NVIDIA Commits $4 Billion to Optical Photonics in AI Infrastructure Bet

NVIDIA announced $2 billion investments each in photonics companies Lumentum and Coherent on Tuesday, paired with multi-billion-dollar purchase commitments to dominate AI data center networking.

Mar 3, 2026 - 18:30
NVIDIA Commits $4 Billion to Optical Photonics in AI Infrastructure Bet
NVIDIA data center servers with optical interconnect components and photonics cables

NVIDIA Moves to Control the Physical Backbone of AI With $4 Billion Photonics Play

NVIDIA made the most significant infrastructure bet of its young 2026 on Tuesday, announcing strategic partnerships and $2 billion investments each in photonics companies Lumentum Holdings and Coherent Corp — a combined $4 billion commitment to secure control over the optical components that move data inside the next generation of AI data centers. Both deals came with separate multi-billion-dollar purchase commitments and access rights for advanced laser and optical networking products, ensuring NVIDIA a privileged position in supply chains it has identified as the next critical bottleneck in scaling artificial intelligence infrastructure.

The announcements, made simultaneously through NVIDIA's official newsroom, described both agreements as multiyear non-exclusive strategic partnerships. In each case, NVIDIA committed to investing in U.S.-based manufacturing capabilities — a move that carries both supply chain logic and political significance at a moment when Washington has prioritised domestic semiconductor and technology manufacturing under multiple executive actions. Lumentum and Coherent will use the capital to build out fabrication capacity for next-generation laser components and optical networking products, with NVIDIA as the anchor customer.

The core technical argument for the investment is straightforward. Training and running large AI models is increasingly constrained not by the raw compute power of GPUs, but by how fast servers can move data between chips and across the clusters connecting them. Optical interconnects — which move data using light rather than copper — promise dramatically higher bandwidth with better energy efficiency. As AI clusters scale toward ever-larger configurations connected by advanced switches, the physics of copper networking become a ceiling. Photonics removes that ceiling.

A Supply Chain Strategy, Not Just a Technical Bet

Industry analysts described NVIDIA's move as a strategic repositioning that goes well beyond purchasing components. By making $2 billion equity investments in each supplier and locking in multi-year purchasing agreements simultaneously, NVIDIA is shaping the supply chain for the entire AI data center stack — from GPU compute to networking switches to the physical light-based interconnects linking them. The company is no longer just selling accelerators; it is attempting to become the indispensable architecture of the AI factory itself.

Lumentum is headquartered in San Jose, California, and operates manufacturing and R&D facilities worldwide. The company's core products — high-performance lasers, modules and optical subsystems — are already central to hyperscale cloud connectivity and telecom networks. Coherent, operating across more than 20 countries since its founding in 1971, brings what it describes as the industry's broadest technology stack in photonics, with particular depth in datacenter, communications and industrial applications.

The dual announcements landed the same day NVIDIA's newsroom also documented the company's recent partnerships with Alpamayo for AI-driven autonomous vehicle simulation using the DRIVE Orin and Thor platforms — a sign that NVIDIA is simultaneously expanding its footprint in physical AI applications beyond the data center.

Investment Comes as AI Infrastructure Race Intensifies

The photonics deals land in the context of an AI infrastructure spending cycle that shows no signs of slowing. Global sovereign cloud spending is forecast to hit $80 billion in 2026. Europe's EURO-3C platform, unveiled at Mobile World Congress Barcelona this week, represents a €75 million federated architecture connecting 13 countries with agentic AI as its core use case. Amazon was simultaneously reported to be pouring tens of billions into global data center expansion.
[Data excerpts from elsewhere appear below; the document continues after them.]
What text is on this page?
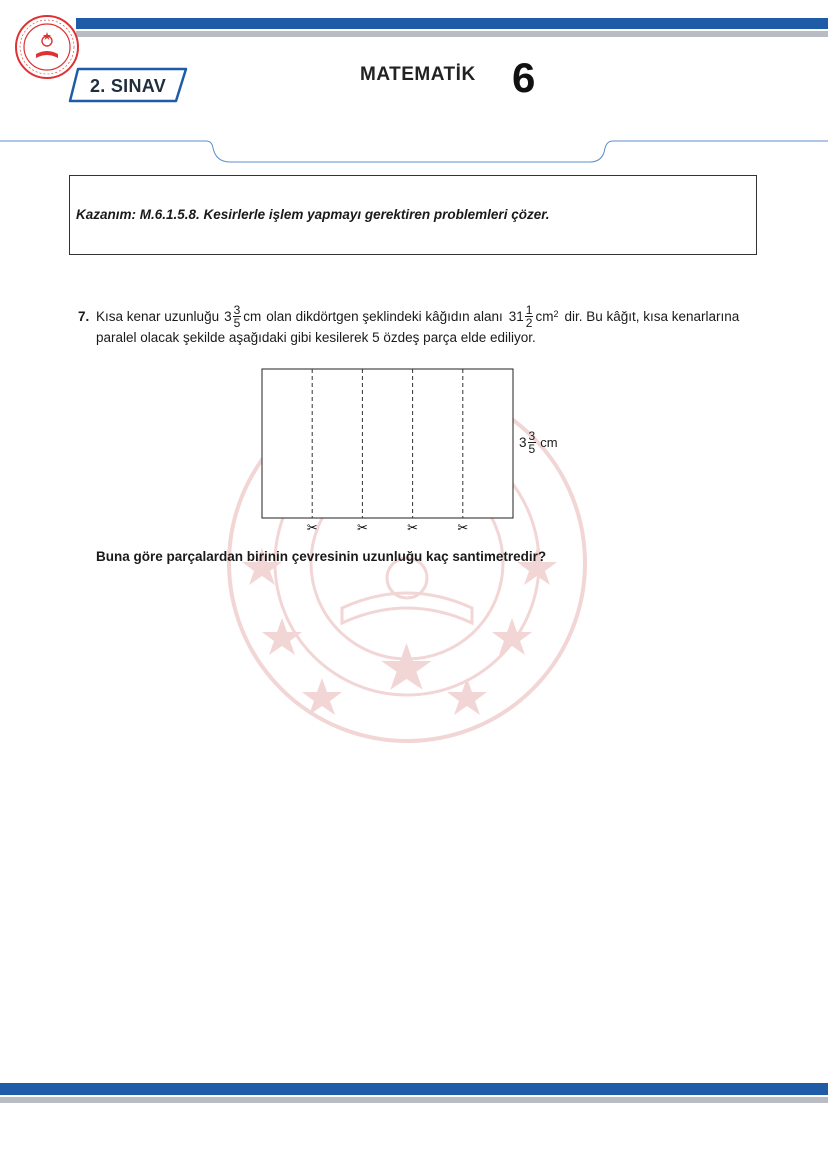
2. SINAV
MATEMATİK 6
Kazanım: M.6.1.5.8. Kesirlerle işlem yapmayı gerektiren problemleri çözer.
7. Kısa kenar uzunluğu $3 \frac{3}{5}$ cm olan dikdörtgen şeklindeki kâğıdın alanı $31 \frac{1}{2}$ cm 2 dir. Bu kâğıt, kısa kenarlarına
paralel olacak şekilde aşağıdaki gibi kesilerek 5 özdeş parça elde ediliyor.
✂	✂	✂	✂
$3 \frac{3}{5}$ cm
Buna göre parçalardan birinin çevresinin uzunluğu kaç santimetredir?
OpenAI plans massive future compute investments, and Samsung Electronics set an ambitious target Tuesday to double its footprint of Gemini AI-equipped devices to 800 million units by end of 2026. The breadth of the investment cycle reflects a collective bet across the technology industry that the physical infrastructure of AI — the chips, the optical links, the power systems, the buildings — is the next enduring source of competitive advantage.

According to Lisa Su, CEO of AMD, "The constraint in AI infrastructure has moved from software and model architecture to the physical systems that connect compute at scale — and the companies that control that layer will have structural leverage for the next decade."

Whether NVIDIA's photonics investments deliver the supply chain dominance the company is seeking — or whether they face competition from rival optical technology suppliers racing to serve the same hyperscaler customers — will become clearer as the AI data center buildout enters its next phase later in 2026.